Question

Concave mirror of radius of curvature $20\text{cm}$ has object placed $15\text{cm}$ from its pole on the principle axis. Which of the following correctly determine the position of the image, magnification and nature of image.

• A. $-30\text{cm}$, $+2$, virtual
• B. $-30\text{cm}$, $-2$, Real
• C. $+15\text{cm}$, $-2$, Real
• D. $-30\text{cm}$, $+2$, Real

Answer 1

The correct option is B $-30\text{cm}$, $-2$, Real

Given,

Radius of curvature, $R=-20\text{cm}$

Object distance, $u$ = $-15\text{cm}$

focal length, $f=\frac{R}{2}=-10\text{cm}$


Using mirror formula:
$\frac{1}{v}+\frac{1}{u}=\frac{1}{f}$

$\Rightarrow \frac{1}{v}=\frac{1}{-10}-\frac{1}{-15}$

$\Rightarrow v=-30\text{cm}$

So, the image formed is at distance $30\text{cm}$ left of the pole.
As $v$ is negative, so the image formed is real and formed in front of the mirror.

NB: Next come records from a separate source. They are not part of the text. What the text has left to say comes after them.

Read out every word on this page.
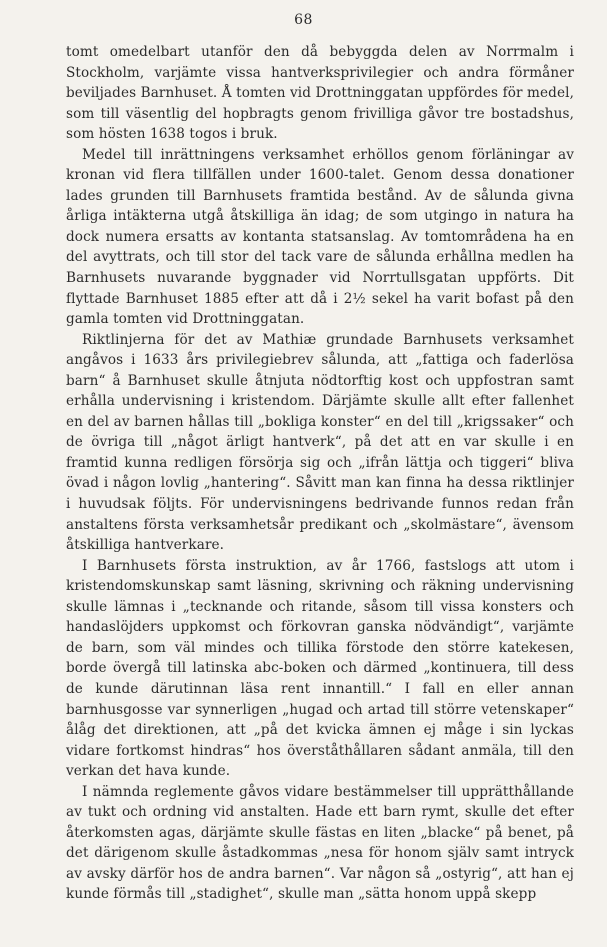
68

tomt omedelbart utanför den då bebyggda delen av Norrmalm i Stockholm, varjämte vissa hantverksprivilegier och andra förmåner beviljades Barnhuset. Å tomten vid Drottninggatan uppfördes för medel, som till väsentlig del hopbragts genom frivilliga gåvor tre bostadshus, som hösten 1638 togos i bruk.

Medel till inrättningens verksamhet erhöllos genom förläningar av kronan vid flera tillfällen under 1600-talet. Genom dessa donationer lades grunden till Barnhusets framtida bestånd. Av de sålunda givna årliga intäkterna utgå åtskilliga än idag; de som utgingo in natura ha dock numera ersatts av kontanta statsanslag. Av tomtområdena ha en del avyttrats, och till stor del tack vare de sålunda erhållna medlen ha Barnhusets nuvarande byggnader vid Norrtullsgatan uppförts. Dit flyttade Barnhuset 1885 efter att då i 2½ sekel ha varit bofast på den gamla tomten vid Drottninggatan.

Riktlinjerna för det av Mathiæ grundade Barnhusets verksamhet angåvos i 1633 års privilegiebrev sålunda, att „fattiga och faderlösa barn“ å Barnhuset skulle åtnjuta nödtorftig kost och uppfostran samt erhålla undervisning i kristendom. Därjämte skulle allt efter fallenhet en del av barnen hållas till „bokliga konster“ en del till „krigssaker“ och de övriga till „något ärligt hantverk“, på det att en var skulle i en framtid kunna redligen försörja sig och „ifrån lättja och tiggeri“ bliva övad i någon lovlig „hantering“. Såvitt man kan finna ha dessa riktlinjer i huvudsak följts. För undervisningens bedrivande funnos redan från anstaltens första verksamhetsår predikant och „skolmästare“, ävensom åtskilliga hantverkare.

I Barnhusets första instruktion, av år 1766, fastslogs att utom i kristendomskunskap samt läsning, skrivning och räkning undervisning skulle lämnas i „tecknande och ritande, såsom till vissa konsters och handaslöjders uppkomst och förkovran ganska nödvändigt“, varjämte de barn, som väl mindes och tillika förstode den större katekesen, borde övergå till latinska abc-boken och därmed „kontinuera, till dess de kunde därutinnan läsa rent innantill.“ I fall en eller annan barnhusgosse var synnerligen „hugad och artad till större vetenskaper“ ålåg det direktionen, att „på det kvicka ämnen ej måge i sin lyckas vidare fortkomst hindras“ hos överståthållaren sådant anmäla, till den verkan det hava kunde.

I nämnda reglemente gåvos vidare bestämmelser till upprätthållande av tukt och ordning vid anstalten. Hade ett barn rymt, skulle det efter återkomsten agas, därjämte skulle fästas en liten „blacke“ på benet, på det därigenom skulle åstadkommas „nesa för honom själv samt intryck av avsky därför hos de andra barnen“. Var någon så „ostyrig“, att han ej kunde förmås till „stadighet“, skulle man „sätta honom uppå skepp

We know that the magnification formula is,

$m=\frac{-v}{u}$

$\Rightarrow m=\frac{-(-30)}{-15}$

$\therefore m=-2$ So, the image formed is also magnified and inverted.

Hence, option (b) is the correct answer.

Why this Question: To understand the concept of mirror formula and image formation by spherical mirrors.